Simplicité. Un mot qui vient spontanément à l’esprit lorsque l’on observe quelques secondes avec Luke Wood. Pas de sophistication, lorsque l’on parle au CEO de Beats Electronics. Mais détrompez-vous, ce n’est pas de business que notre interlocuteur est venu converser, mais seulement de musique. Lui l’ancien guitariste, connaît plus que parfaitement les enjeux que génèrent une position comme la sienne, position qui lui a été léguée en 2011 par les deux co-fondateurs Dr Dre et Jimmy Iovine. Entretien avec un des PDG les plus détendus de l’industrie musicale.

Quel est votre premier souvenir musical ?

Quand j’avais quatre ou cinq ans, mes parents étaient divorcés et je faisais partie de cette génération d’enfants dont la mère ne savait pas quoi faire pendant la journée. Ce qui n’était pas normal, dans les années 70 en Amérique du Nord, j’avais deux maternelles, et quand une personne de la direction me conduisait d’une école à l’autre, on écoutait Radio AM. Et je me souviens avoir écouté les morceaux les plus mièvres,  des anciens tubes de Paul Simon, ou « Hit the road Jack »… Et je trouvais ça tellement intéressant. D’une certaine façon, les 20 minutes les plus excitantes de mes journées étaient celles où je passais d’une maternelle à une autre. J’étais juste attiré par la musique.

Et je me souviens de moi à 6 ans, j’ai eu une raquette de tennis et j’en jouais comme une guitare devant le miroir de ma chambre, sans arrêt. Je jouais du Blondie et j’étais convaincu de faire partie du groupe. Je savais déjà que je voulais me rapprocher le plus possible de la musique mais je n’y ai jamais pensé comme à une carrière, ou une ambition. C’était simplement mon élément, comme l’eau pour un poisson. J’en faisais toute la journée et plus je m’en suis rapproché, plus j’ai réalisé à quel point il était plus compliqué de produire que de faire de la bonne musique. Plus compliqué d’avoir une carrière dans l’industrie que d’avoir un groupe. Plus compliqué d’envisager le commerce de la musique, comment la vendre, la communiquer. J’ai donc décidé de résoudre ce puzzle : comment faire toutes ces choses ? Et c’était lancé.

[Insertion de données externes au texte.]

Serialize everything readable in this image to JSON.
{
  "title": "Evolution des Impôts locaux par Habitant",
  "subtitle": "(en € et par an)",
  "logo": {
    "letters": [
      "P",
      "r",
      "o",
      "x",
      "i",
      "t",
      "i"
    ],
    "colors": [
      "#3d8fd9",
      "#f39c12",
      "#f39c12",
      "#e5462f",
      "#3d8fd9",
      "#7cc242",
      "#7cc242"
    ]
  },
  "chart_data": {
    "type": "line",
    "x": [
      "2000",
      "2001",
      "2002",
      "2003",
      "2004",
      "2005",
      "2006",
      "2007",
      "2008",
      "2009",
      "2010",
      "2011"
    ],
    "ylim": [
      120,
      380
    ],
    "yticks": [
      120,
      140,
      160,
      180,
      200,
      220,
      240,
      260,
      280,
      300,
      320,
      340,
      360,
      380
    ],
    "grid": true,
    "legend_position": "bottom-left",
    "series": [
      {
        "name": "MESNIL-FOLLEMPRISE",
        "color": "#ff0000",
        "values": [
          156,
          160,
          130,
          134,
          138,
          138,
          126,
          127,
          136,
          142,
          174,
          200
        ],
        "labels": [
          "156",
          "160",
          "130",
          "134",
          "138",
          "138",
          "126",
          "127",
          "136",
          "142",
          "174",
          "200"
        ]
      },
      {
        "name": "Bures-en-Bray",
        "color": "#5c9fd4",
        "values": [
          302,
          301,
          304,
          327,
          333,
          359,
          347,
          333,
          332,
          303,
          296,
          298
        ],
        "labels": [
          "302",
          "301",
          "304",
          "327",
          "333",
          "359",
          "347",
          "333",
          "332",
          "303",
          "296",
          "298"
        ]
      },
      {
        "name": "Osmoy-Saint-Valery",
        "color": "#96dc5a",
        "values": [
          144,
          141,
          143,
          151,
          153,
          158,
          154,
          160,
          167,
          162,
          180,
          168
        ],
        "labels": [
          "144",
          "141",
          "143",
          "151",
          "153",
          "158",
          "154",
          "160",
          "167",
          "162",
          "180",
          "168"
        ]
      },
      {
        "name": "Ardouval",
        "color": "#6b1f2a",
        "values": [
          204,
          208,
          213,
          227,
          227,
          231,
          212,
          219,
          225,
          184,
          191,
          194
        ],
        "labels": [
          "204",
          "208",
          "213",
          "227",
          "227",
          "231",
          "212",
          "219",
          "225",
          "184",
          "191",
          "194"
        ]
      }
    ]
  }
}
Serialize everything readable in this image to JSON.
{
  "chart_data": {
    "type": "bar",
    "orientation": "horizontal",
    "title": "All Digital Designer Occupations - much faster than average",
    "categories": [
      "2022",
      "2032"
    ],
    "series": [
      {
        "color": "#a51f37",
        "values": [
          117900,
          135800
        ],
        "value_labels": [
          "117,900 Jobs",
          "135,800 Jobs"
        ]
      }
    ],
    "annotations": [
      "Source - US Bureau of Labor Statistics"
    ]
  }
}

« Je me souviens de moi à 6 ans, j’ai eu une raquette de tennis et j’en jouais comme une guitare devant le miroir de ma chambre, sans arrêt. Je jouais du Blondie et j’étais convaincu de faire partie du groupe. »

C’est pour ça que vous avez créé un pont entre le choix d’être musicien et celui d’être business man ?

Je voulais simplement voir si c’était possible.  À 16 ans, le plus simple moyen de composer c’était de prendre deux radiocassettes et d’enregistrer chaque partie d’un titre sur l’une des deux machines. C’était du ping-pong. Très tôt, je faisais des chansons comme ça, elles étaient horribles mais elles m’ont aidé à analyser la production. J’ai toujours voulu comprendre la musique, parce que j’ai toujours pensé qu’il y avait quelques secrets de l’univers qui y étaient piégés. Plus j’ai fait de la musique, plus je me suis demandé : comment tu expliques ça aux gens, comment tu le marketes, quel est le business de la musique ? J’ai réalisé qu’il y avait plein de choses à apprendre à ce sujet. Quand j’ai eu 26 ans, j’ai réalisé que j’étais bien meilleur dans le business de la musique que dans sa conception. Je me suis donc dit :  « Ok ! Je vais aller là-bas, parce que c’est ce que je fais le mieux. » Et c’est comme ça que la transition s’est faite. Mais j’ai eu de la chance dans ce que je faisais de signer des groupes et faire des disques. Je partais découvrir des talents et je les aidais à rassembler une équipe de production et des techniciens pour aller au studio, choisir des chansons et travailler. Pendant longtemps, je n’ai pas quitté l’aspect créatif de la musique. Et dans ma position, plus personne n’avait à souffrir de ma musique.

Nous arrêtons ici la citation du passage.